In these circumstances, you must have well drafted, tightly defined and sufficiently penalising SLAs to protect your downside and motivate the partner to fix the problem ASAP. Typically these will be 1) service credits/fee rebates with a % differing depending on the gravity of the problem; and 2) termination rights for repeated breaches. However, in all cases the partner will serve up an SLA that is generous to them and not clearly enough defined. It’s our job to point out those imprecisions and negotiate an acceptable deal for Qonto.

Get involved early & often

I talked above about the importance of understanding all stakeholders’ needs. Two things we’ve started doing at Qonto to improve this, is to involve the Product & Strategy Legal team 

  1. from the very beginning of RFP (Request for Proposal) processes to select a partner for a new feature and 
  2. ensuring that we participate in the Value Analysis (VA) and Value Engineering (VE) phase (the terms we use at Qonto for the work done by Product and Tech to scope and size a project). 

These two steps are in their early phases but they are quite powerful ways to ensure that legal risk is identified and addressed early on and contractual commitments are in sync with the product you’re building, to avoid causing issues at a later stage.

Build a social bond

Another key to understanding all stakeholders’ needs and indeed a key to succeeding in building value as a Legal team full stop, is building trust with your colleagues. I find it’s really important (and fun!) to be sociable, to get to know your colleagues and take the time to have coffee/lunch/drinks with them.
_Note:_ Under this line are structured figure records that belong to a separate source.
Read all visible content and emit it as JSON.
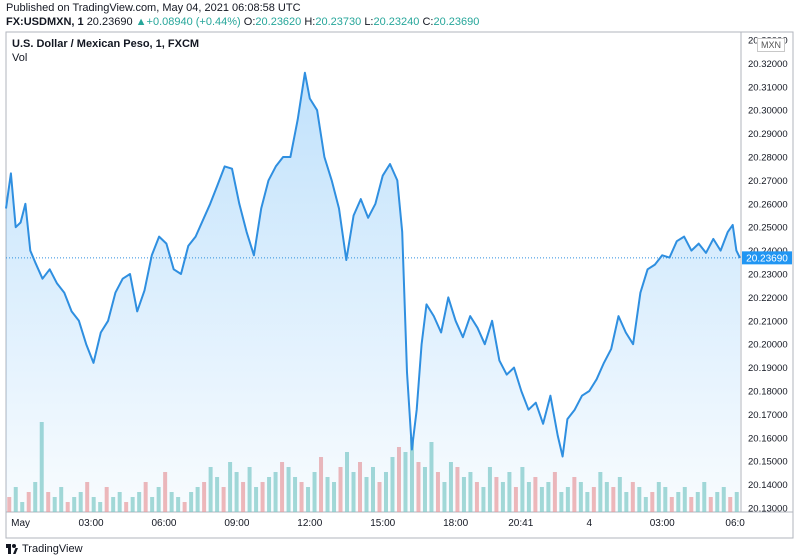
{
  "header": {
    "published": "Published on TradingView.com, May 04, 2021 06:08:58 UTC",
    "symbol": "FX:USDMXN, 1",
    "last": "20.23690",
    "arrow": "▲",
    "change": "+0.08940 (+0.44%)",
    "o_label": "O:",
    "o_value": "20.23620",
    "h_label": "H:",
    "h_value": "20.23730",
    "l_label": "L:",
    "l_value": "20.23240",
    "c_label": "C:",
    "c_value": "20.23690"
  },
  "chart_data": {
    "type": "area",
    "title": "U.S. Dollar / Mexican Peso, 1, FXCM",
    "volume_label": "Vol",
    "currency_badge": "MXN",
    "last_price_label": "20.23690",
    "last_price": 20.2369,
    "ylim": [
      20.13,
      20.33
    ],
    "y_ticks": [
      "20.13000",
      "20.14000",
      "20.15000",
      "20.16000",
      "20.17000",
      "20.18000",
      "20.19000",
      "20.20000",
      "20.21000",
      "20.22000",
      "20.23000",
      "20.24000",
      "20.25000",
      "20.26000",
      "20.27000",
      "20.28000",
      "20.29000",
      "20.30000",
      "20.31000",
      "20.32000",
      "20.33000"
    ],
    "x_ticks": [
      "May",
      "03:00",
      "06:00",
      "09:00",
      "12:00",
      "15:00",
      "18:00",
      "20:41",
      "4",
      "03:00",
      "06:0"
    ],
    "xlim": [
      0,
      30.2
    ],
    "x_tick_positions": [
      0.6,
      3.5,
      6.5,
      9.5,
      12.5,
      15.5,
      18.5,
      21.18,
      24,
      27,
      30
    ],
    "series": [
      {
        "name": "USDMXN",
        "points": [
          [
            0,
            20.258
          ],
          [
            0.2,
            20.273
          ],
          [
            0.4,
            20.25
          ],
          [
            0.6,
            20.252
          ],
          [
            0.8,
            20.26
          ],
          [
            1.0,
            20.24
          ],
          [
            1.2,
            20.235
          ],
          [
            1.5,
            20.228
          ],
          [
            1.8,
            20.232
          ],
          [
            2.1,
            20.226
          ],
          [
            2.4,
            20.222
          ],
          [
            2.7,
            20.214
          ],
          [
            3.0,
            20.21
          ],
          [
            3.3,
            20.2
          ],
          [
            3.6,
            20.192
          ],
          [
            3.9,
            20.205
          ],
          [
            4.2,
            20.21
          ],
          [
            4.5,
            20.222
          ],
          [
            4.8,
            20.228
          ],
          [
            5.1,
            20.23
          ],
          [
            5.4,
            20.214
          ],
          [
            5.7,
            20.223
          ],
          [
            6.0,
            20.238
          ],
          [
            6.3,
            20.246
          ],
          [
            6.6,
            20.243
          ],
          [
            6.9,
            20.232
          ],
          [
            7.2,
            20.23
          ],
          [
            7.5,
            20.242
          ],
          [
            7.8,
            20.246
          ],
          [
            8.1,
            20.253
          ],
          [
            8.4,
            20.26
          ],
          [
            8.7,
            20.268
          ],
          [
            9.0,
            20.276
          ],
          [
            9.3,
            20.275
          ],
          [
            9.6,
            20.26
          ],
          [
            9.9,
            20.248
          ],
          [
            10.2,
            20.238
          ],
          [
            10.5,
            20.258
          ],
          [
            10.8,
            20.27
          ],
          [
            11.1,
            20.276
          ],
          [
            11.4,
            20.28
          ],
          [
            11.7,
            20.28
          ],
          [
            12.0,
            20.296
          ],
          [
            12.3,
            20.316
          ],
          [
            12.5,
            20.305
          ],
          [
            12.8,
            20.3
          ],
          [
            13.1,
            20.28
          ],
          [
            13.4,
            20.27
          ],
          [
            13.7,
            20.258
          ],
          [
            14.0,
            20.236
          ],
          [
            14.3,
            20.255
          ],
          [
            14.6,
            20.262
          ],
          [
            14.9,
            20.254
          ],
          [
            15.2,
            20.26
          ],
          [
            15.5,
            20.272
          ],
          [
            15.8,
            20.277
          ],
          [
            16.1,
            20.27
          ],
          [
            16.3,
            20.248
          ],
          [
            16.5,
            20.188
          ],
          [
            16.7,
            20.155
          ],
          [
            16.9,
            20.172
          ],
          [
            17.1,
            20.2
          ],
          [
            17.3,
            20.217
          ],
          [
            17.6,
            20.212
          ],
          [
            17.9,
            20.205
          ],
          [
            18.2,
            20.22
          ],
          [
            18.5,
            20.21
          ],
          [
            18.8,
            20.203
          ],
          [
            19.1,
            20.212
          ],
          [
            19.4,
            20.207
          ],
          [
            19.7,
            20.2
          ],
          [
            20.0,
            20.21
          ],
          [
            20.3,
            20.193
          ],
          [
            20.6,
            20.187
          ],
          [
            20.9,
            20.19
          ],
          [
            21.2,
            20.18
          ],
          [
            21.5,
            20.172
          ],
          [
            21.8,
            20.175
          ],
          [
            22.1,
            20.166
          ],
          [
            22.4,
            20.178
          ],
          [
            22.7,
            20.161
          ],
          [
            22.9,
            20.152
          ],
          [
            23.1,
            20.168
          ],
          [
            23.4,
            20.172
          ],
          [
            23.7,
            20.178
          ],
          [
            24.0,
            20.18
          ],
          [
            24.3,
            20.185
          ],
          [
            24.6,
            20.192
          ],
          [
            24.9,
            20.198
          ],
          [
            25.2,
            20.212
          ],
          [
            25.5,
            20.205
          ],
          [
            25.8,
            20.2
          ],
          [
            26.1,
            20.222
          ],
          [
            26.4,
            20.232
          ],
          [
            26.7,
            20.234
          ],
          [
            27.0,
            20.238
          ],
          [
            27.3,
            20.237
          ],
          [
            27.6,
            20.244
          ],
          [
            27.9,
            20.246
          ],
          [
            28.2,
            20.24
          ],
          [
            28.5,
            20.243
          ],
          [
            28.8,
            20.239
          ],
          [
            29.1,
            20.245
          ],
          [
            29.4,
            20.24
          ],
          [
            29.7,
            20.248
          ],
          [
            29.9,
            20.251
          ],
          [
            30.05,
            20.24
          ],
          [
            30.2,
            20.2369
          ]
        ]
      }
    ],
    "volume": [
      3,
      5,
      2,
      4,
      6,
      18,
      4,
      3,
      5,
      2,
      3,
      4,
      6,
      3,
      2,
      5,
      3,
      4,
      2,
      3,
      4,
      6,
      3,
      5,
      8,
      4,
      3,
      2,
      4,
      5,
      6,
      9,
      7,
      5,
      10,
      8,
      6,
      9,
      5,
      6,
      7,
      8,
      10,
      9,
      7,
      6,
      5,
      8,
      11,
      7,
      6,
      9,
      12,
      8,
      10,
      7,
      9,
      6,
      8,
      11,
      13,
      12,
      15,
      10,
      9,
      14,
      8,
      6,
      10,
      9,
      7,
      8,
      6,
      5,
      9,
      7,
      6,
      8,
      5,
      9,
      6,
      7,
      5,
      6,
      8,
      4,
      5,
      7,
      6,
      4,
      5,
      8,
      6,
      5,
      7,
      4,
      6,
      5,
      3,
      4,
      6,
      5,
      3,
      4,
      5,
      3,
      4,
      6,
      3,
      4,
      5,
      3,
      4
    ]
  }
}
The combination of shared personal experiences and then living through intense projects at a hyper growth startup like Qonto provides an extremely powerful working relationship.

You need to ‘get’ the business goals

Finally, being attuned to your company’s wider business goals will allow you to place the projects you work on a context and understand when and where to focus your efforts. Practically for me, this means regular discussions with our VP Legal who sits on the executive committee as well as regular check-ins with our VP Strategy and Product team leads to ensure that I have the global picture to inform my work. It also means analysing the business case created for each product/feature and noting down in my weekly Notion page where I organise my ongoing projects, which initiative each project belongs to (as a business, we have Qonto-wide initiatives that provide our roadmap for the next quarter(s)) and how high a priority it is for the business (we love emojis at Qonto, so this is typically denoted with 1, 2 or 3 flames!).

How do you measure success? How do you learn from failure? 

To measure success, we track the product/feature uptake and upsell (if relevant) after release. We then work out based on that if it has hit our needs and also whether it changes the metrics for revenue and acquisition that we had set in the business case at the start of the feature. Based on user feedback, we can also work out if the product has been a success and/or if there are additional features we could add to it that would increase its success even more.

At Qonto, analysing our successes as well as our failures is an essential part of the Qonto Way - the philosophy that underpins our business. This philosophy is based on the Toyota Production System that many people may be familiar with from books such as The Lean Startup, but it adapts those principles to our specific needs. One of the elements of the Toyota and Qonto Way philosophy that I really like is kaizen (continuous improvement), the idea that each past experience should be a guide for how to do that same thing better in the future.

More concretely, when we’ve had a failure, we hold a PDCA meeting. PDCA stands for Plan, Do, Check, Act and aims at identifying the root causes of what went wrong so we can create steps to mitigate or avoid this going forward. There are many other elements to the Qonto Way but I’ll stop there. It’s been a surprisingly effective tool for our team to increase both our productivity and our quality and, crucially, helps all teams scale at the same speed during our rapid growth trajectory.

That’s it for now. I hope you found this article useful and that it’s given you some new inspiration for how to  add value in Product Legal.